How to Manage Mud Fever in Horses
The winter months are hard work for horse owners.
When the rain arrives, dry summer fields rapidly become mud-baths, and with the mud come the first cases of mud-fever.
Forewarned is forearmed, and this article explains how to prevent mud-fever developing and how to deal with it, should your horse succumb.
What is mud-fever?
Mud-fever is a condition that affects the lower limbs of a horse.
Mud-fever is caused by the bacteria, Dermatophilus congolensis.
The organism lives in the soil and thrives in warm wet conditions.

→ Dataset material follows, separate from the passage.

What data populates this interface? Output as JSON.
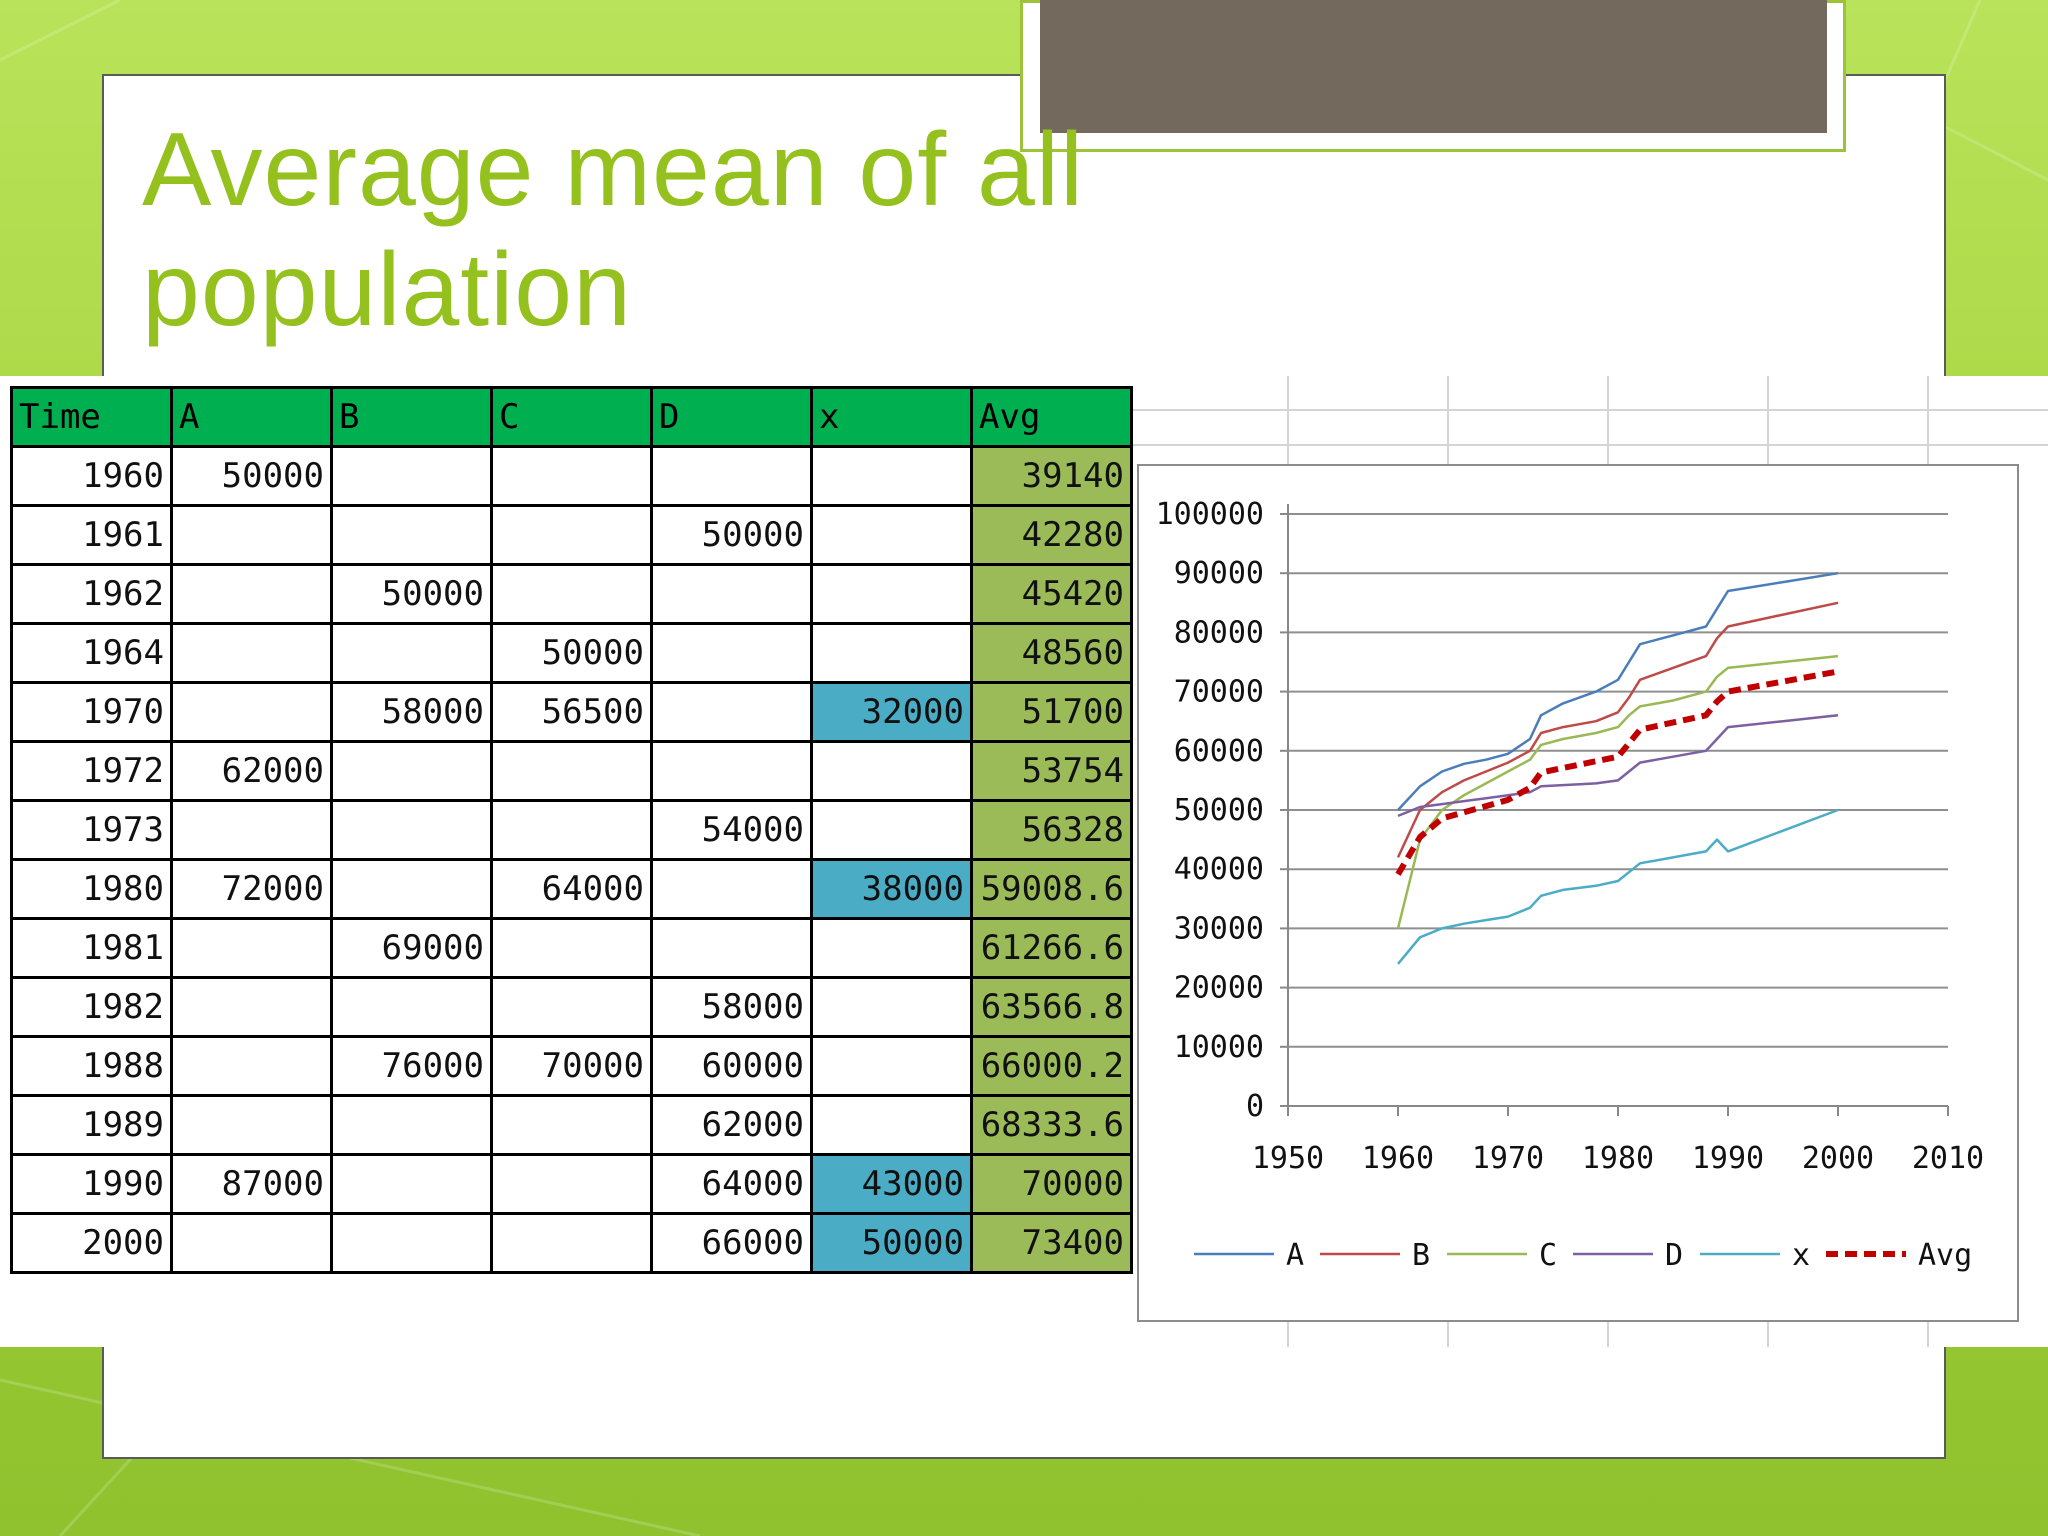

Generally, the bacteria cannot infect healthy skin, however, in the wetter winter months, the horse’s skin may soften and chap, allowing the bacteria to enter and set up an infection.
Any wound or cut may allow the bacteria to invade, and so muddy conditions are not always necessary for mud-fever to occur.
Some horses that are prone to skin infections may develop mud-fever when worked in a sand-based school, or ridden off-road in fields or along dusty bridleways.
Signs and symptoms
Mud-fever affects the horse’s lower limbs, typically the backs of the pasterns, although the condition can spread up the cannon bones and down as far as the coronet band.
The condition particularly affects horses with white socks and pink skin, and those with heavy feathering.
- Matted hair and dry crusty scabbing on the skin
- Inflamed weeping of the skin
- Minor irritations
- Infected sores
- In severe cases, there may be significant swelling of the limb and lameness
Unfortunately, once established, mud-fever is notoriously difficult to get rid of until the ground dries up and the mud disappears. However, the condition can be managed.
- Clip the hair, and then clean the legs thoroughly using an antibacterial shampoo. Ideally, the lather should be left on for a few minutes before being washed away, using clean warm water.
- Remove any scabs and crusts while they’re soft and malleable.
- Once the legs are dried, the application of an antibiotic cream should be used as directed.
- You’ll need to treat any infected areas on a daily basis as scabs will quickly reform.
- In more severe cases, the horse should be seen and treated by a vet who will prescribe a course of antibiotics.
Prevention is always better than cure.
To help prevent mud-fever there are a few simple steps to follow:
- Daily inspection of the horse’s legs to spot any early signs of mud-fever
- Use nutritional supplements in the feed to support healthy skin
- Dry legs thoroughly after washing to prevent chapping
- Ensure the bedding is clean and dry and doesn’t irritate the legs
- If possible, allow mud to dry on the legs before brushing off
- Prevent the horse’s skin coming into contact with the bacteria by using a barrier cream prior to turnout or exercise
Mud-fever is preventable and relatively easily treatable if you remain vigilant and deal with it as soon as any signs become apparent.
If possible, rotate your fields and avoid turning horses out on very wet areas.